Die FDP schlägt deshalb das vor, was private Investitionen […] stimuliert. Nämlich eine deutliche Reduzierung von Bürokratie, insbesondere auch von europäischer Bürokratie, sowie ein wettbewerbsfähiges Steuersystem für die Arbeitnehmerinnen und Arbeitnehmer, aber gerade auch für die Unternehmen. Und wir müssen die deutsche Energiewende vom Kopf auf die Füße stellen. Wir müssen Wege finden, wie wir die Einsparung von CO2 nicht durch immer mehr Bürokratie und Detailvorschriften vornehmen, sondern so, dass sie mit Wohlstand verbunden werden kann. Und wenn wir im jetzigen System nicht darstellen können, wo die Strommengen verlässlich und zu bezahlbaren Preisen herkommen sollen, […] ist das ein echtes Problem für die Wohlstandsentwicklung unseres Landes. Und dabei dürfen wir nicht zusehen.

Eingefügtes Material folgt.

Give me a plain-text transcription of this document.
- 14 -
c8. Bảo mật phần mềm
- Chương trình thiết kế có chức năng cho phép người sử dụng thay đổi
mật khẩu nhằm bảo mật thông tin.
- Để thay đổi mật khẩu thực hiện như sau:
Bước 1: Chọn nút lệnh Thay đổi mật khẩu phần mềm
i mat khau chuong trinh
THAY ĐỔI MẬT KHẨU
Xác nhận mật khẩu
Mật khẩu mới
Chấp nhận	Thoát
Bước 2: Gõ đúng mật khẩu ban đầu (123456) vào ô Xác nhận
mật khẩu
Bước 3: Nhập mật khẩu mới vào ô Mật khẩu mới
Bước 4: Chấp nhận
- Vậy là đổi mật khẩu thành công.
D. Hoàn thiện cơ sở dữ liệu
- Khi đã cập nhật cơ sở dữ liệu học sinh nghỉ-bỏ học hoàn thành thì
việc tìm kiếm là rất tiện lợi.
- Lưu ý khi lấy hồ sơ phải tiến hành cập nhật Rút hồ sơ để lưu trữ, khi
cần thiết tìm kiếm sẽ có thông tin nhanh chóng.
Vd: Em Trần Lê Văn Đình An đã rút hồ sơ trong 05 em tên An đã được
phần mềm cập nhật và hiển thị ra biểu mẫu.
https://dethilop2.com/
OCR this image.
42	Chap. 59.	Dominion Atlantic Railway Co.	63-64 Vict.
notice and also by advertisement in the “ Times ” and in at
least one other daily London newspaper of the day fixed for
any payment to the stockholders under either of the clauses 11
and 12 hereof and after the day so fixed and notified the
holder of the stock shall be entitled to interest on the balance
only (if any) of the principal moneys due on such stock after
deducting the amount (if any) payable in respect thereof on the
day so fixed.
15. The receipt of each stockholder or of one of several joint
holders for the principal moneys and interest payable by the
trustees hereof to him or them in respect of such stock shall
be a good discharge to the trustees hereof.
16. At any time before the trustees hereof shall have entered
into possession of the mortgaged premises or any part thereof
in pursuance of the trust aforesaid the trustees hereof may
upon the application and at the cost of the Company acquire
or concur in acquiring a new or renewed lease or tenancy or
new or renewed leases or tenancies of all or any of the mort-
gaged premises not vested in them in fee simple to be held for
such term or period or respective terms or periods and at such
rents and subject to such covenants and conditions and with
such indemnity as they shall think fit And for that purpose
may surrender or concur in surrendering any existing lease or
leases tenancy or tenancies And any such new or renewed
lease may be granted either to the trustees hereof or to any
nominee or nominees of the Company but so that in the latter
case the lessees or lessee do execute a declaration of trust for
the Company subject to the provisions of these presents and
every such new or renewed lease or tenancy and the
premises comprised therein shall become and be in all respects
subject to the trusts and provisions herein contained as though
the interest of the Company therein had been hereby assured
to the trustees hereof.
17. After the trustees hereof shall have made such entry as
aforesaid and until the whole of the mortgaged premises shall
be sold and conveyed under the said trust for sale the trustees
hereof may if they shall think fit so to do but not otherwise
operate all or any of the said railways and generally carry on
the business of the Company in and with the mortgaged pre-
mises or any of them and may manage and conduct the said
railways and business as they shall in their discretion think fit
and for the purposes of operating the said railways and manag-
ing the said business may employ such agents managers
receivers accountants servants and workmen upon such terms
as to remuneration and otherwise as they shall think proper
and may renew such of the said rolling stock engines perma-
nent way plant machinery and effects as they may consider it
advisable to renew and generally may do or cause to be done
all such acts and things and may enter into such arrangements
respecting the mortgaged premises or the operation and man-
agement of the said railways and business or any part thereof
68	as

Wir haben im Präsidium der Freien Demokraten als Drittes über die Migrationspolitik diskutiert und beraten. Fakt ist: Die Menschen in Deutschland wollen in ihrer ganz großen Mehrheit eine andere Migrationspolitik; eine Migrationspolitik der Steuerung und der Ordnung; eine Migrationspolitik, wie wir sie seit längerem schon nennen, die man zusammenfassen kann als neue Realpolitik in der Migration. Die FDP hat darauf in der alten Koalition immer wieder gedrungen. Dort ist auch einiges gelungen: Grenzkontrollen einschließlich Zurückweisungen, Leistungskürzungen für Dublin-Fälle, um Pull-Faktoren zu reduzieren, Verbesserungen auch im Bereich der Abschiebung. Und in der Tat hat auch das etwas bewirkt. Wenn der Bundeskanzler sich jetzt damit schmückt, dass es gelungen ist, den Migrationsstrom nach Deutschland um etwa 100.000 Menschen zu reduzieren, dann ist das auch Ergebnis des Drängens der FDP. Man muss aber festhalten, dass das nicht ausreicht. Denn wenn immer noch sehr viele Menschen nach Deutschland kommen - viele davon, ohne Recht hier zu sein, und zu wenige von denen, die kein Recht haben, hier zu sein, aber das Land nicht verlassen - dann baut sich ein immer größeres Problem auf. Ich möchte eindeutig betonen, dass die Analyse der Grünen, beispielsweise Frau Göring-Eckardts, dass das mit dem täglichen Leben der Menschen nichts zu tun habe, oder von Frau Esken von der SPD, dass man darüber nicht zu viel reden solle, grundfalsch ist. Wenn es der übergroße Wunsch der Mehrheit in unserem Lande ist, diese Verhältnisse in Ordnung zu bringen, Steuerung und Kontrolle möglich zu machen und den Zustrom der irregulären Migration zu reduzieren und den Abstrom irregulärer Migranten zu beschleunigen und zu erhöhen, dann muss seriöse Politik sich diesem Thema widmen. Denn das ist die Aufgabe demokratischer Parteien und der beste Weg, den Einfluss von Extremisten links und vor allen Dingen rechts klein zu machen.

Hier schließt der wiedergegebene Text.